In particular, members of the Joint Chiefs have expressed worries this election year about the influence of retired officers who advise political campaigns, some of whom have publicly called for a change in policy or others who serve as television commentators.
This is what they are most concerned about--pushback against the policy of staying in Iraq for the next hundred years. The DoD is going to align itself with McCain for purely procurement reasons, even though McCain has forced the DoD to accept some bitter pills in recent years. (The air tanker issue being just one example.)
Among the most outspoken were those who joined the so-called generals' revolt in 2006 demanding the resignation of Donald Rumsfeld as defense secretary, as well as former officers who have written books attacking the Bush administration's planning for and execution of the war in Iraq.

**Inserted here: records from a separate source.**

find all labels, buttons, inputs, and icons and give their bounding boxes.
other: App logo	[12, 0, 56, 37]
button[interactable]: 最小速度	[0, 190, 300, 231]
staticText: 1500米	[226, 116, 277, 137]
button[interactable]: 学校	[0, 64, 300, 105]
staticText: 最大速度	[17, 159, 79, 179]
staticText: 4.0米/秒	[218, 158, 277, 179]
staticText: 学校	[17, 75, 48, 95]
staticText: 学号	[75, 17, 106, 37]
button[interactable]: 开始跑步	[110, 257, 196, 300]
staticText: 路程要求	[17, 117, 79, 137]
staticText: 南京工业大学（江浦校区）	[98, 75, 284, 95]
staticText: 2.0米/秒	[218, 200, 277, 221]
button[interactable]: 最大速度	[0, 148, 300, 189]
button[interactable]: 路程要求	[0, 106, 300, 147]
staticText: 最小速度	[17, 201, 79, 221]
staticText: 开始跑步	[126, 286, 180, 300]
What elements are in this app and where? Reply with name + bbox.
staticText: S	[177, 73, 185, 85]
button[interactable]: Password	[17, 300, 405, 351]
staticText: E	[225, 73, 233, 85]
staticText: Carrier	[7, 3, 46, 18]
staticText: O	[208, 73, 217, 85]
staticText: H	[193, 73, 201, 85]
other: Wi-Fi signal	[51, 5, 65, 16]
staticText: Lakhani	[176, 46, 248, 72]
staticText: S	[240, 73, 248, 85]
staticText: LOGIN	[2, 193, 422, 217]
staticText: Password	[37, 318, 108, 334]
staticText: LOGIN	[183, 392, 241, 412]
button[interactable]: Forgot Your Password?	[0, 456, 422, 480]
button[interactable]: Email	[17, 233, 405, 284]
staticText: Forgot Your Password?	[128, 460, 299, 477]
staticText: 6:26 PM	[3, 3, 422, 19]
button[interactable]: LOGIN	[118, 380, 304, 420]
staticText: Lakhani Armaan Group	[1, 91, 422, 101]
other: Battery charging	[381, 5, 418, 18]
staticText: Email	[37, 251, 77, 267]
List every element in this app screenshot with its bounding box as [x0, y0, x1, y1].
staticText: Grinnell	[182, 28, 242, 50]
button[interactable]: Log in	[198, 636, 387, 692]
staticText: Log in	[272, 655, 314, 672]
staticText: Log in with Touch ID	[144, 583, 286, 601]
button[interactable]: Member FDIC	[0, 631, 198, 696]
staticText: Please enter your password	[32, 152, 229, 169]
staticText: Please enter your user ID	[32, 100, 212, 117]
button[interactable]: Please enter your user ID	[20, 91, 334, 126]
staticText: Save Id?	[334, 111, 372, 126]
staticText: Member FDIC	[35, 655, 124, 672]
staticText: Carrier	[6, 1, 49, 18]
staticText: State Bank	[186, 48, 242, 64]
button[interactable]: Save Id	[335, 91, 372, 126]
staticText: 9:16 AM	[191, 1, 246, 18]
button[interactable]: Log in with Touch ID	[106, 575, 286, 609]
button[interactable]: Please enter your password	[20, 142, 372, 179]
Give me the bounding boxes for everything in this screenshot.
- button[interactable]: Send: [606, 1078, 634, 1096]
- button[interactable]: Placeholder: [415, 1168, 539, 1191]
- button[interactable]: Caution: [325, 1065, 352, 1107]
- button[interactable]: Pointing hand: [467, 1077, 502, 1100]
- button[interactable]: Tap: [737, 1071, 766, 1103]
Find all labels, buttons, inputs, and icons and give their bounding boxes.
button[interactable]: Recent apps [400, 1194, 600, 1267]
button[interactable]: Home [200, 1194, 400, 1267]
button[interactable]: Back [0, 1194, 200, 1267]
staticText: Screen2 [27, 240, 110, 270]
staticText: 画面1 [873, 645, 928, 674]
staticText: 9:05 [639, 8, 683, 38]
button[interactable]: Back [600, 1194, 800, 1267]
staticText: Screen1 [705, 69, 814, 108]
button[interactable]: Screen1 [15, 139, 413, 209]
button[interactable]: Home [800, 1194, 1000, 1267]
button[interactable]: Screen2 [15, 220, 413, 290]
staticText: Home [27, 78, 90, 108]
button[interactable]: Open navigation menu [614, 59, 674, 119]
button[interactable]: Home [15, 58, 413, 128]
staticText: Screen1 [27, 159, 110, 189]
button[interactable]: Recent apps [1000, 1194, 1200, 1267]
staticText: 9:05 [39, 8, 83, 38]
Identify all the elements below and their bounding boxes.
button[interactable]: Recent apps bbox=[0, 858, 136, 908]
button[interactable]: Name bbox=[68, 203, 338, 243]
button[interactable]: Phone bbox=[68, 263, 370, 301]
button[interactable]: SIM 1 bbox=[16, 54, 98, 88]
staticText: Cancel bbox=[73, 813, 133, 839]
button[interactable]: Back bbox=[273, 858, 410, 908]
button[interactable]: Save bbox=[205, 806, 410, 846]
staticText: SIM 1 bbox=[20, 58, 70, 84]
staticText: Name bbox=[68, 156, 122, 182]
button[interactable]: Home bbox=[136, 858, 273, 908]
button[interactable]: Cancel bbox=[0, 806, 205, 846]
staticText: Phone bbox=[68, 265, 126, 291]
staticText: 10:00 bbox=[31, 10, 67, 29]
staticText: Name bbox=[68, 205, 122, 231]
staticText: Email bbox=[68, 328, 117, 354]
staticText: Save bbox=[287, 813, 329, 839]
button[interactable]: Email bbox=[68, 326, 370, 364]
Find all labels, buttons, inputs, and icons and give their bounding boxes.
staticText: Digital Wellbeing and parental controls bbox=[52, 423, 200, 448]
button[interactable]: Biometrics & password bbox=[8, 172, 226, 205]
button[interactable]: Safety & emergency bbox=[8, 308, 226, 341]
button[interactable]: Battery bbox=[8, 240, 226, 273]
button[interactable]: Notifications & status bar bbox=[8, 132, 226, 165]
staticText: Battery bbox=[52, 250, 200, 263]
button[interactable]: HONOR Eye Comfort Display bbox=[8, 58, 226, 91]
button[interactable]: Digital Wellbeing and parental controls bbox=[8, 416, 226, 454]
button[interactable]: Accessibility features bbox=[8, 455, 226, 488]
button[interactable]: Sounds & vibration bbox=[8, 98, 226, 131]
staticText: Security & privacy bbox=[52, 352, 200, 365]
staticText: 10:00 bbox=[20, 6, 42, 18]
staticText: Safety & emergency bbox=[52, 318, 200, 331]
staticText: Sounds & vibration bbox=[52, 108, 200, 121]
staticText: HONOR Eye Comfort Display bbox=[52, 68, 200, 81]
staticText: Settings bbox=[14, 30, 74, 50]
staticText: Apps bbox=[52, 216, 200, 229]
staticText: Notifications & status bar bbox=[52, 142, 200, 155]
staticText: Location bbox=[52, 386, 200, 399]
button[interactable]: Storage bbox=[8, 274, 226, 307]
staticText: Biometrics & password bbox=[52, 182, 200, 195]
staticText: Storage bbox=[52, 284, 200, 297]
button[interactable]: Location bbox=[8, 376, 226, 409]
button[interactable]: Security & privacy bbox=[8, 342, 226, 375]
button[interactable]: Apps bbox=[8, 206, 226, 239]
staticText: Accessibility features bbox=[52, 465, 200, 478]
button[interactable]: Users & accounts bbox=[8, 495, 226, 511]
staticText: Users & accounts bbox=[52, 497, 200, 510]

The so-called general's revolt is exactly correct. It was not a revolt. It was a respectful and honest assessment that change was needed because the troops were paying too high of a price. It was a wake-up call to an out-of-touch defense secretary who had a laughing, dismissive "stuff happens" attitude that was entirely out of touch with reality. It is a proven lie--McCain never really did call for the "firing" of Don Rumsfeld. But for the DoD to consider aligning itself with McCain is proof that what they fear the most is a Democratic administration that will enforce ethics rules, turn off the lucrative spigot of procurement for many, and reduce the contractor work force.
While retired officers have full rights to political activism, their colleagues still in uniform fear its effect on those trying to carry out the mission, especially more junior officers and enlisted personnel. Active-duty military personnel are prohibited from taking part in partisan politics.
Is that name "Boylan" ringing any bells?
"As the nation prepares to elect a new president," Mullen wrote, "we would all do well to remember the promises we made: to obey civilian authority, to support and defend the Constitution and to do our duty at all times."
"Keeping our politics private is a good first step," he added. "The only things we should be wearing on our sleeves are our military insignia."
Mullen said he was inspired to write the essay after receiving a constant stream of legitimate, if troubling, questions while visiting U.S. military personnel around the world, including, "What if a Democrat wins?" and, "What will that do to the mission in Iraq?"
There USED to be an Honor Code, but that is, apparently, gone.
For the Chairman of the Joint Chiefs to actually have to make that statement to a professional military is a clear indication that there ALREADY EXISTS a politicization of the military and that there ALREADY IS a problem that Mullen would like to distance himself from. Clearly, Mullen is getting some bizaare correspondence from officers who ought to know better but are, for some unknown reason, openly and flagrantly positing a very troubling question--should they retire en masse on January 20, 2009 or bureaucratically "resist" the orders of a Democratic President as many did against Bill Clinton in the early 1990s?
Given that Mullen felt "compelled" to have to make such statements, it is more than likely imperative that whoever wins in November will have a choice to make. Either cashier vast numbers of senior flag officers or be prepared to wage an ongoing struggle with an intransigent Pentagon bureaucracy.
There is one other point to make--this blog regularly carries a "Friday News Dump" of bad news released after regular business hours on Friday afternoons. The Pentagon does that to hide embarrassing details or information about certain events or policies from the public in order to benefit the Bush Administration. This is proof positive that there already exists a politization of the defense establishment. The next President, should that President be a Democrat, would do well to ensure that bad news is released when bad news happens, regardless of what day it is.